ABSTRACT

This chapter argues that kinship relations among the Maranaos provide means for Maranao youths to survive the precarities and risks around them. The Marawi siege, or attack of the Maute group, in 2017 signifies the kinds of risks surrounding the Maranaos, such as suspicion and anger toward the government, dominance of a shadow economy in the area, and above all, violence backed by religious extremism. How did most of the Maranao youths manage to not join the Maute group? To answer this, I would like to introduce an individual story of a Maranao young man who once got into an Islamic pious movement. As the person developed an exclusive attitude, his family and relatives kept a close eye on him, making sure that his place among kinship members was secure. This attentive “non-doing” of his intimate sphere provided him time and space to come back.
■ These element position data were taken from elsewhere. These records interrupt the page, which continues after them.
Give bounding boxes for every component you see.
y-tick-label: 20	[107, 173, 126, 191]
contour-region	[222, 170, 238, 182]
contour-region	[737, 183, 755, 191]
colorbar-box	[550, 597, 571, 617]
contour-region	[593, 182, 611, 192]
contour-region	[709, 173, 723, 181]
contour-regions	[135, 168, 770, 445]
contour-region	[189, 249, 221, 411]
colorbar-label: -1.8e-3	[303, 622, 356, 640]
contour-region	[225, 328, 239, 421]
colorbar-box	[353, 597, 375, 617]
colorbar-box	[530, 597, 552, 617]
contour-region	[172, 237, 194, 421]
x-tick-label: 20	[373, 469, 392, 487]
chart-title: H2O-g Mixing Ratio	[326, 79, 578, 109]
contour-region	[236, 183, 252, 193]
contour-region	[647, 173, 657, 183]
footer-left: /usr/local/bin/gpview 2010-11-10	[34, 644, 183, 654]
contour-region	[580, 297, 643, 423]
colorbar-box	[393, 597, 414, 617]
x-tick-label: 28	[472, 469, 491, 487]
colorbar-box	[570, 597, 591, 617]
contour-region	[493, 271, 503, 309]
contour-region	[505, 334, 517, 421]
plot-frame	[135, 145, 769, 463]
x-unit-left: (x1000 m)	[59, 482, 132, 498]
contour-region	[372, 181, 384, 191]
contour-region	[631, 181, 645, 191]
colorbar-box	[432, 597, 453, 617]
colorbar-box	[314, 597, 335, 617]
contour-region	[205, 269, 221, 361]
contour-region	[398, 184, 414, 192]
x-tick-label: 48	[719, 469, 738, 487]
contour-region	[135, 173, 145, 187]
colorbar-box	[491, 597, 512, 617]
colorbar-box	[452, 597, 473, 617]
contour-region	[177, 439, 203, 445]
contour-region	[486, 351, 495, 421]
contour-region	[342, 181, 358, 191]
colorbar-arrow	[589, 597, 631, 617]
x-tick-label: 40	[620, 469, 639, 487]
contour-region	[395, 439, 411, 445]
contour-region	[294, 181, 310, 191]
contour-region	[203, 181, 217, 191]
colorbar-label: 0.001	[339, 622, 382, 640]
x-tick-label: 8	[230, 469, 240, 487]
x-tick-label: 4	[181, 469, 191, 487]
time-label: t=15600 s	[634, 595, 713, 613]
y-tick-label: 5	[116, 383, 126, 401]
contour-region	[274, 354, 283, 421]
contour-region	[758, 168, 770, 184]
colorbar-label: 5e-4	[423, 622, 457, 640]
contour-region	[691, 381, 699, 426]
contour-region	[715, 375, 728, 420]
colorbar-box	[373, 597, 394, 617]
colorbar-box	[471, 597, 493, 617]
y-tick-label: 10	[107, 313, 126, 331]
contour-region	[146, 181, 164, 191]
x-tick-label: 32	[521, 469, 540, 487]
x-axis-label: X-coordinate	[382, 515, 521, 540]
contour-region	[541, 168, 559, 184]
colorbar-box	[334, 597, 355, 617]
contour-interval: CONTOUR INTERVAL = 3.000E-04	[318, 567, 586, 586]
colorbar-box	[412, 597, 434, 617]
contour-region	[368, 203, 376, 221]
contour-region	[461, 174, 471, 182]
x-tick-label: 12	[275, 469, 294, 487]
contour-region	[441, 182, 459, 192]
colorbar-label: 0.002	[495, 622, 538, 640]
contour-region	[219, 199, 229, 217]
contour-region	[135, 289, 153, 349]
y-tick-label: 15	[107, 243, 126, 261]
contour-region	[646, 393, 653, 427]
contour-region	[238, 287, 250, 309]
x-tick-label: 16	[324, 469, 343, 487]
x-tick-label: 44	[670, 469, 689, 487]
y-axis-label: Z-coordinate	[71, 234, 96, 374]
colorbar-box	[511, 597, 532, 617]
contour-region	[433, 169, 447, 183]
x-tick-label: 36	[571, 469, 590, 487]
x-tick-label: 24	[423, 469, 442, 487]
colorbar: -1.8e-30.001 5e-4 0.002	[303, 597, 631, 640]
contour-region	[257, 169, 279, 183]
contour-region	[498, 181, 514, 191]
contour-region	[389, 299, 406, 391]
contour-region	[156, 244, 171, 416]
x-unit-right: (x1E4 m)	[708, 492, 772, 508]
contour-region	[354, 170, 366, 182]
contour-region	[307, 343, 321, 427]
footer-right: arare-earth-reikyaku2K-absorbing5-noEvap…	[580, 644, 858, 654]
Maranao kinship relations and patron-clientelism, however, is not a stable system of duty and rights, but today it reflects principles of competition, self-help, and meritocracy. The predicament of the Maranao youths today comes from the fact that they have to meet not only the duties of the kinship network, but also the requirements of being a competitive self. This chapter concludes that Maranao kinship relations and patron-clientelism, although influenced by other powerful values centered in Manila or the global West, still provide safeguards for Maranao youths because kinship relations can accept a person for who s/he is, as well as tame and ease the pain of becoming a fragile individual living with precarity in the marginalized society.